Citicorp realized, however, that its new building could be taller than the
zoning laws allowed through a process called "Bonuses" a method made popular
by the zoning variances on Mies' Seagram Building. The idea of Bonuses is to
give your building greater floor space (i.e. height) than the law allows by
agreeing to build certain public or community ammenities on your site.
Citicorp hence decided to build a new church for the St. Peter's congregation
at the corner of 53rd an Lex.in order to meat Bonus requirements. Citicorp and
its structural engineer David LeMesurier would then cantilever the building
over the church. The four corners of the building were removed from the first
10 stories and the main structural supports of the building were shifted to
the middle of each outer side of the square floor plan. Though ingenious, this
plan had one crucial shortcoming: LeMesurier forgot to recalculate the diagonal
wind loads on the building's four corners (which had been significantly
weakened given the redesign of the tower). Even more astounding than the
elementary design mistake made by one of America's most respected structural
engineers, was the fact that the flaw had been noticed by an engineering
undergraduate at Columbia University who had been studying the structural
layout of the building as part of a class assignment. Once the flaw was
discovered, LeMesurier and Citicorp hastily evacuated parts of the building
and began massive structural reinforcement of the building. The fact that the
Citicorp Center could have toppled over (possibly killing tens of thousands of
people) was only revealed, albeit very quietly, at the beginning of the 90s.
Even today, such a story seems hard to believe.
One minor correction: the corrective work took place at the end of construction. The building was not yet occupied.

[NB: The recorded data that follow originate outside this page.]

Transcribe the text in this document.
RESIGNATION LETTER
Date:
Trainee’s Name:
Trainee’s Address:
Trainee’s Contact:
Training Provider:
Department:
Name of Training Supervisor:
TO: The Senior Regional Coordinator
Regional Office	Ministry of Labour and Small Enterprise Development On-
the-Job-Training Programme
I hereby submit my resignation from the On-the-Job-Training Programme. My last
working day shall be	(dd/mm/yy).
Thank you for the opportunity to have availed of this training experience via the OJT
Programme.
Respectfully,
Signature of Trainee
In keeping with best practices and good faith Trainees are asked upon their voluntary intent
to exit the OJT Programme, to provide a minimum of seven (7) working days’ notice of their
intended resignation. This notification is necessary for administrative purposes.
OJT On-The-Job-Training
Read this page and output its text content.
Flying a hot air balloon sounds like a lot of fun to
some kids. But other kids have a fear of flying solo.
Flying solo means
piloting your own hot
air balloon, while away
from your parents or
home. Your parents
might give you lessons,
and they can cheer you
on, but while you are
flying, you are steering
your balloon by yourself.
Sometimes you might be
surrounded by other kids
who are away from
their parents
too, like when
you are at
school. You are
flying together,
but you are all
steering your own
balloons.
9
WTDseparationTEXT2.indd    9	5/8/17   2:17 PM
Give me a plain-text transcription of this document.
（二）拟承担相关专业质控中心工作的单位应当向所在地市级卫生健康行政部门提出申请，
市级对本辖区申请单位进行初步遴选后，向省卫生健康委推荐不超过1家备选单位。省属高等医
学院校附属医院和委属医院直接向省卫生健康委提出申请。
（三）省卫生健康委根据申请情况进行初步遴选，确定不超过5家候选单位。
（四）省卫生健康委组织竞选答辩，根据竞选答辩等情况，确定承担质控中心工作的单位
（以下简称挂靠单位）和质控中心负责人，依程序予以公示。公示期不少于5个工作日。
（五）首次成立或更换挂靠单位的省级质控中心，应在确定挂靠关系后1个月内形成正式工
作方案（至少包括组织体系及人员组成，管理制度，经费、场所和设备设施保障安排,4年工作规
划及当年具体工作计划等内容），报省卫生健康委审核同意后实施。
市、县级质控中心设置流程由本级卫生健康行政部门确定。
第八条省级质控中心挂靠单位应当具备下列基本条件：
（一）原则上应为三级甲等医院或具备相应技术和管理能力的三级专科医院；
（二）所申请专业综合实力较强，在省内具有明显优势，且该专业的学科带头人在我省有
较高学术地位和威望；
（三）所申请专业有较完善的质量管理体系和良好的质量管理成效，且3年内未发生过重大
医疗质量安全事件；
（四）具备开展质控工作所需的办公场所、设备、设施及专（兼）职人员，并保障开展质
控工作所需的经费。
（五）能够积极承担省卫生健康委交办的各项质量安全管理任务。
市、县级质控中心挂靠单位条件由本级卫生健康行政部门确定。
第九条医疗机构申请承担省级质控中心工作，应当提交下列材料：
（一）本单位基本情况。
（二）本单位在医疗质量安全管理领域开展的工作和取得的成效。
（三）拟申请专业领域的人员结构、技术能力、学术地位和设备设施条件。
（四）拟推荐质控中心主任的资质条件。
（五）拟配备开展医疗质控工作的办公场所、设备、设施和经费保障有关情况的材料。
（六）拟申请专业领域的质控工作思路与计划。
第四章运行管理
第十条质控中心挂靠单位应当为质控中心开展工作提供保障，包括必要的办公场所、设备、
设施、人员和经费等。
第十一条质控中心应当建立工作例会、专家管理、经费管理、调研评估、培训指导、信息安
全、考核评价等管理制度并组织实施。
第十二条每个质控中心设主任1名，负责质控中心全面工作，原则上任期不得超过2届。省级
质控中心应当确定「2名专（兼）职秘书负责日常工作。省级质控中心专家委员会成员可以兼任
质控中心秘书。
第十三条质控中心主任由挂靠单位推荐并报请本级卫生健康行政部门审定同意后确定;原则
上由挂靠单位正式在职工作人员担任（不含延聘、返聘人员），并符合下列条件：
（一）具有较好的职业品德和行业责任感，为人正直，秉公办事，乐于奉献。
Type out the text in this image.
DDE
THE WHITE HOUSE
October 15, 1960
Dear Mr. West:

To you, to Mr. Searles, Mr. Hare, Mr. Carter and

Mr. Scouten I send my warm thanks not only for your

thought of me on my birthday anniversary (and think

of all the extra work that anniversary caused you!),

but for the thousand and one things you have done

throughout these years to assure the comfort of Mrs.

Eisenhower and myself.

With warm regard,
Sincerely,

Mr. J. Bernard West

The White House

Actually, the building had been occupied for a year. The story about the student actually discovering the error is not completely correct either. For an accurate accounting of this incident go to http://onlineethics.org/moral/lemessurier/index.html
Actually, the flaw was not in the design. According to the NOVA program, the contractor second guessed the plans call for rivetting the supports, and instead welded them, to save money. The weaker connection was the problem, not the initial design.
According to my Pearson/Prentice Hall engineering textbook, the original design was for welded joints, but after the approval of LeMessurier's subordinate engineers they were instead bolted together. Four years later a student noticed the flaws, which were repaired in the middle of the night during a newspaper stike at a cost of $8million, $2mil of which came from maxing out LeMessurier's malpractice insurance. The final calculations of the structural integrity showed that a storm of magnitude great enough to topple the bolted Citicorp Center occurs about every 16 years in NYC.